Exactly one year ago, American President Joe Biden was sworn in on the steps of the American Capitol.

With the beginning of his term of office, many citizens had high hopes.

A kind of subdued euphoria also prevailed on the stock exchanges.

This was also shown by the fact that Joe Biden had the best start on the stock market since Franklin D. Roosevelt, who led the United States out of the economic crisis at the time and is still one of the most popular politicians in the USA today.

If you take a completely neutral look at the development of the S&P 500, there is a plus of 22 percent after twelve months.

This ranks Biden fifth out of 18 presidents since Warren Hading, who was installed in 1921.

This is what the analysts at MacroTrends list.

In contrast, the S&P 500 gained 23.9 percent under Donald Trump.

Clear victory for Trump – right?

It's all a matter of calculation

In fact, it's not that simple. Analysts at Bloomberg, for example, pointed out that for such rankings, each cut-off date is somewhat arbitrary. You can also measure the development on the stock markets from the time of the election. Then the expectations of the future president are already priced in, regardless of the governing head of government. If you did the math, Joe Biden would be the most successful president of modern times, as Bloomberg noted. Only the bad January had spoiled the balance sheet a bit, otherwise the index has always done better than in the comparable period under Donald Trump.

Looking at other key figures, things are looking much better for Biden: Not only that the economy has grown as strongly as it did under Jimmy Carter in the 1970s.

The S&P 500 also posted 70 closing records.

That's the second-highest number ever, only 1995 seeing 77 highs in one year.

During Trump's first year, it was a record 62.
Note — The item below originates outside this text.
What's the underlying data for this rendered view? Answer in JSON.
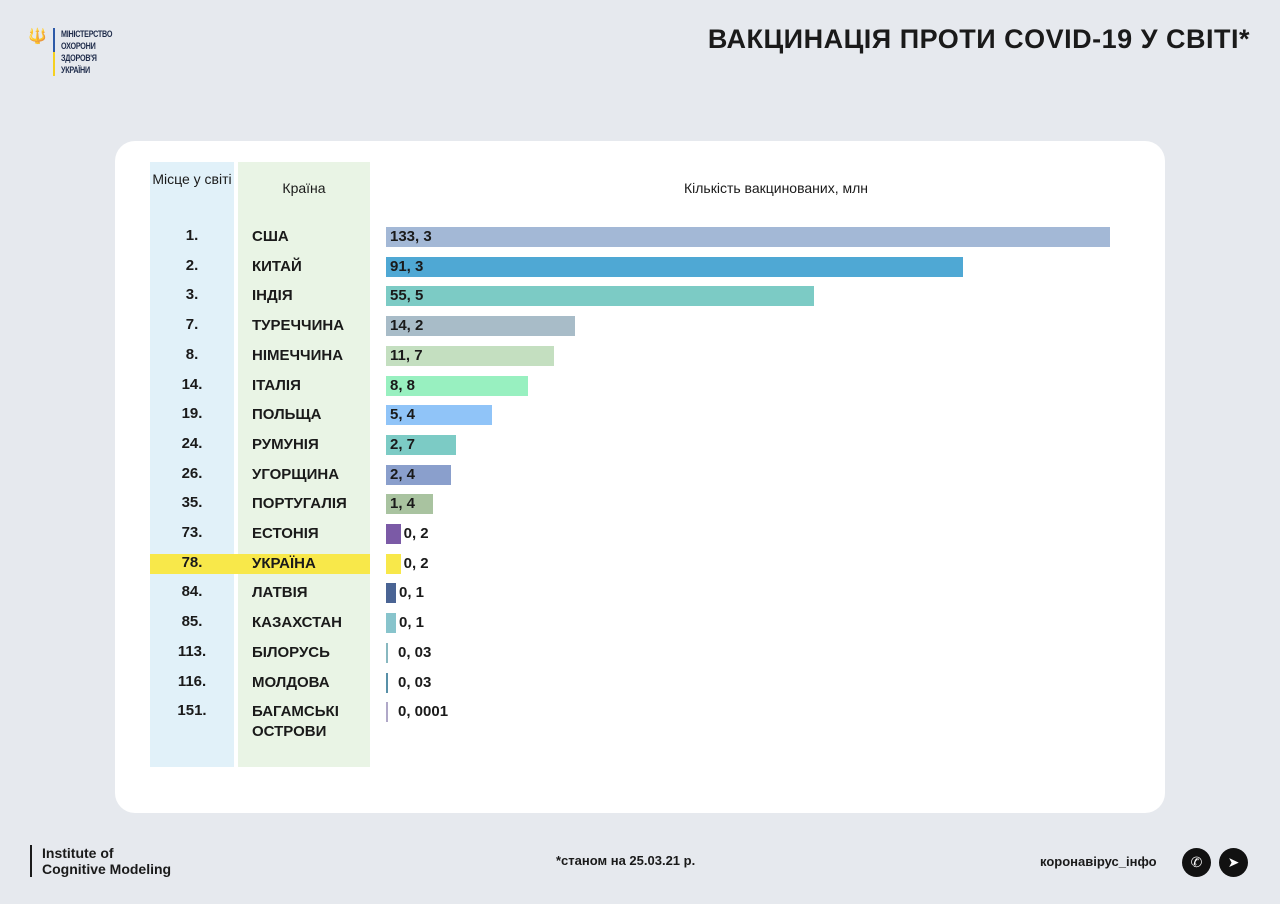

Trump excelled at smaller companies

In his first year in office, Trump excelled in small companies, which are represented in the Small-capitalization Russell 2000 Index. That index jumped 14.1 percent under Trump, compared to just 4.7 percent under Biden. Smaller companies in particular react more sensitively when the economic outlook deteriorates or there is a risk of higher interest rates, the experts at Marketwatch have determined.

Things went particularly well in the first year for companies in the energy sector.

This is also where expectations are best reflected.

David Kostin, the chief strategist at Goldman Sachs, said last year that a possible stimulus package and a Green New Deal would boost the stock markets.

The corresponding energy sector index therefore also rose by around 50 percent.

In contrast, during Donald Trump's tenure, it was the only industry index to fall by almost 50 percent.

So you might think he's caught up on his losses a bit.

Joe Biden as friend of the financial world

The second large block that is in front are papers from the financial world. These include the corresponding index for real estate, which increased by 29 percent, for banks with a plus of 28 percent, for various financial companies (plus 27 percent) and insurance companies (plus 25 percent). That too is hardly surprising. Contrary to what is often assumed, the financial industry has no major worries about Biden – after all, he was Vice President under Barack Obama and was a Delaware Senator for decades. Since a series of deregulations in the 1970s and 1980s, the state has been home to numerous financial companies, particularly in the credit industry. "Biden was seen as the closest friend of numerous credit card companies for many years. He's clearly not from the left wing of the party," explains Sheila Krumholz,Director of the Center for Responsible Policy.

The third major block that has performed well are companies from the hardware industry (up 26 percent) and the semiconductor industry (up 24 percent). This reflects the hope that the trade conflicts will continue to calm down and that demand for the relevant products will remain high.

But why are Biden's concerns greater than initially thought?

This is mainly due to inflation.

While this is a global phenomenon, the US government's planned spending program is likely to have an impact.

Democrats and many economists argue that the $2 trillion plan to fight climate change and provide financial support for families would only increase inflation minimally in the short term.

Republicans, on the other hand, argue that no more spending should be made.

Democratic Senator Joe Manchin, who often votes with Republicans, said inflation concerns were the main reason he opposed the welfare package.